Adam omuzlarını silkti. Sıkılmaya başlamıştı. Herkes aynı şeyi söylüyordu. Paraya ihtiyacı yoktu ki. Bir şey satın almak istemiyordu. Birazcık kira geliri vardı o da içki ve sigara parasını çıkarmaya yetiyordu zaten. “Üç kuruş için günde on saatimi başkasına ayıramam ben. Sonra müdür falan beni azarlamaya kalkarsa tepem atar, gelemem ben öyle şeylere.” dedi adam. Emre birasından bir yudum aldı. “Yahu bugün üç kuruş, yarın olur on kuruş sonra bir terfi alırsın hop oldu sana elli kuruş.” diyerek bir kahkaha daha attı. “İstemiyorum Emre, uğraşma boşuna.” dedi adam ciddiyetle. Emre kaşlarını çattı. “Aman istemezsen isteme be! Kendim için diyorum sanki. Herife bak ya gel sana iş bulayım diyorum oralı olmuyorsun. Başkası olsa kırk yıl dua eder iş buldum diye.” dedi sesini yükselterek. “Hadi ya? Minnettar olmam lazım yani sana? Yaşama şeklimi değiştirmeye çalıştığınız için çok teşekkür ederim Emre Bey, kıçınızı da öpebilir miyim? Al işini götüne sok ben hayatımdan memnunum. Senin gibi plazada kölelik yapıp patronlara yalakalık yapacağıma sokakta simit satarım.”

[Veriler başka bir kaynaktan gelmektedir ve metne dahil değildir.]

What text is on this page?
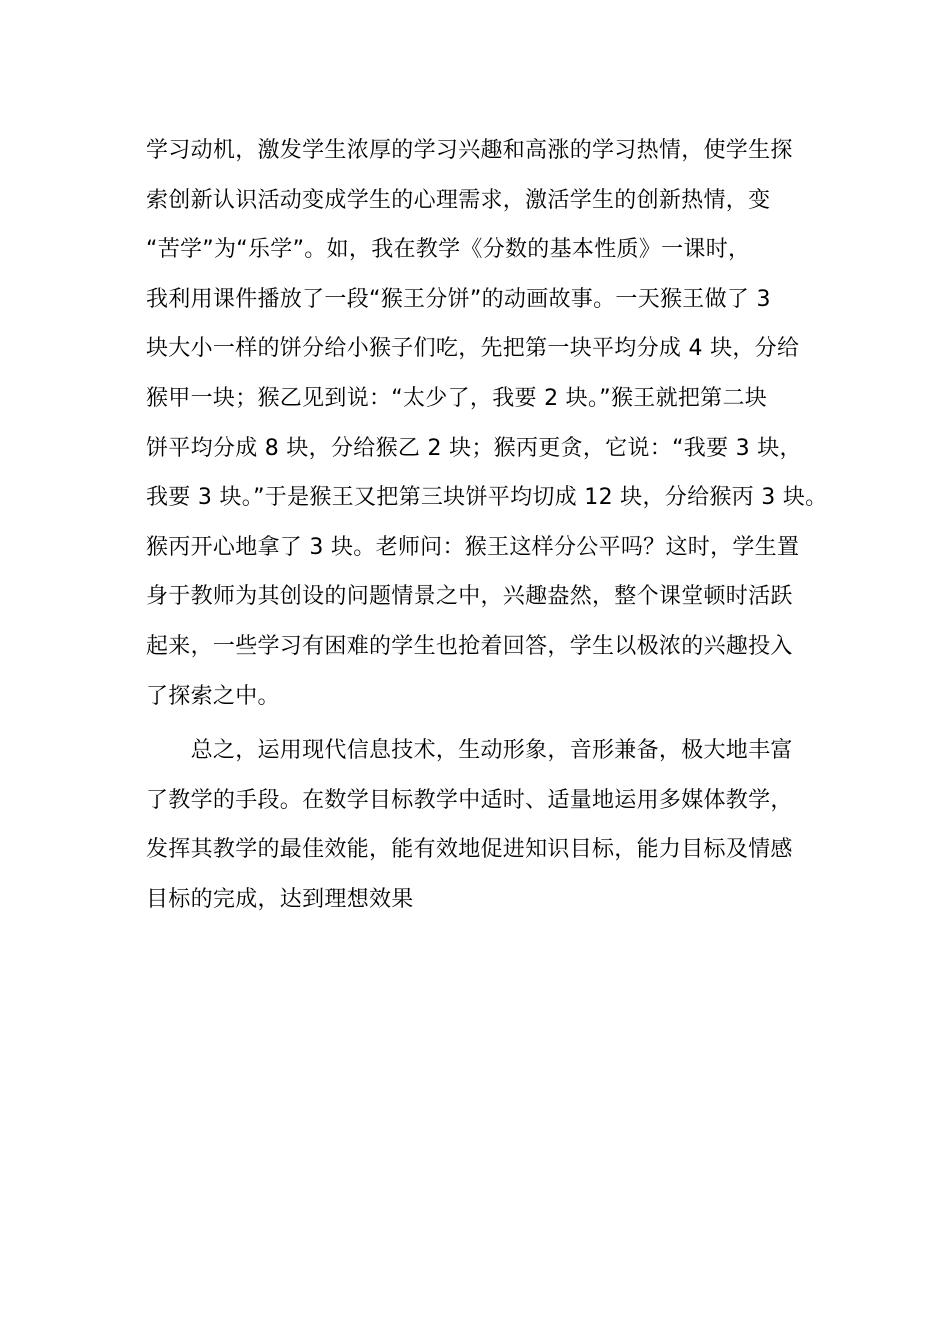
学习动机，激发学生浓厚的学习兴趣和高涨的学习热情，使学生探
索创新认识活动变成学生的心理需求，激活学生的创新热情，变
“苦学”为“乐学”。如，我在教学《分数的基本性质》一课时，
我利用课件播放了一段“猴王分饼”的动画故事。一天猴王做了 3
块大小一样的饼分给小猴子们吃，先把第一块平均分成 4 块，分给
猴甲一块；猴乙见到说：“太少了，我要 2 块。”猴王就把第二块
饼平均分成 8 块，分给猴乙 2 块；猴丙更贪，它说：“我要 3 块，
我要 3 块。”于是猴王又把第三块饼平均切成 12 块，分给猴丙 3 块。
猴丙开心地拿了 3 块。老师问：猴王这样分公平吗？这时，学生置
身于教师为其创设的问题情景之中，兴趣盎然，整个课堂顿时活跃
起来，一些学习有困难的学生也抢着回答，学生以极浓的兴趣投入
了探索之中。
　　总之，运用现代信息技术，生动形象，音形兼备，极大地丰富
了教学的手段。在数学目标教学中适时、适量地运用多媒体教学，
发挥其教学的最佳效能，能有效地促进知识目标，能力目标及情感
目标的完成，达到理想效果
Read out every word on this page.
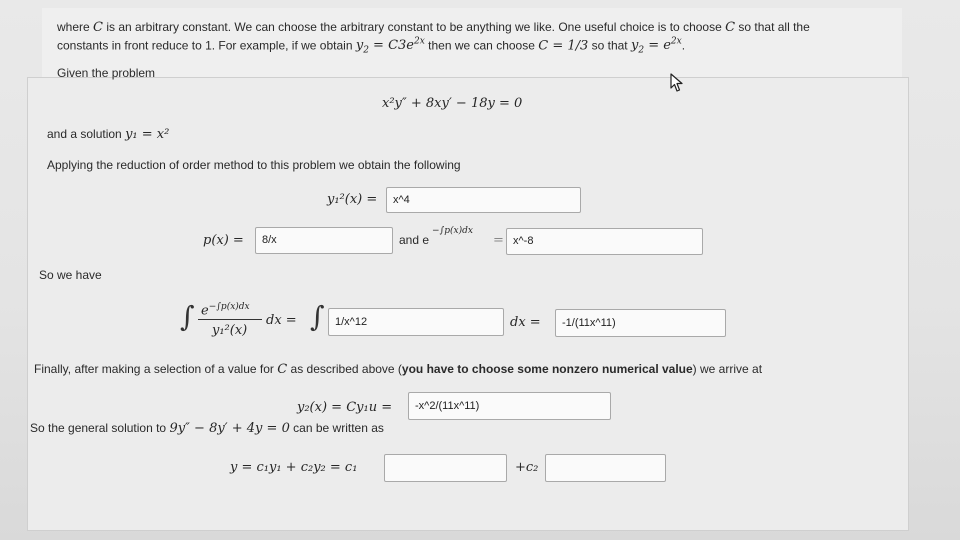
where C is an arbitrary constant. We can choose the arbitrary constant to be anything we like. One useful choice is to choose C so that all the
constants in front reduce to 1. For example, if we obtain $y_2 = C3e^{2x}$ then we can choose C = 1/3 so that $y_2 = e^{2x}$.
Given the problem
x²y″ + 8xy′ − 18y = 0
and a solution y₁ = x²
Applying the reduction of order method to this problem we obtain the following
y₁²(x) =	x^4
p(x) =	8/x	and e
−∫p(x)dx
= x^-8
So we have
∫ $e^{-\int p(x)dx}$
y₁²(x)
dx = ∫ 1/x^12	dx =	-1/(11x^11)
Finally, after making a selection of a value for C as described above (you have to choose some nonzero numerical value) we arrive at
y₂(x) = Cy₁u =	-x^2/(11x^11)
So the general solution to 9y″ − 8y′ + 4y = 0 can be written as
y = c₁y₁ + c₂y₂ = c₁	+c₂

Emre ayağı fırladı. “Ulan ne alakası var? Söylediklerini kulağın duyuyor mu senin? Dünya senin istediğin gibi dönmüyor birader. Bu çocukça isteklerinden vazgeç artık. Evde oturmak istiyormuş, kimseye kölelik yapamazmış. Ya sen var ya… Ulan ne halin varsa gör be! Ben gidiyorum, evde otur çürümeye devam et sen!” diye bağırdı. Cebinden yirmi lira çıkararak masaya fırlattı ve çıkıp gitti.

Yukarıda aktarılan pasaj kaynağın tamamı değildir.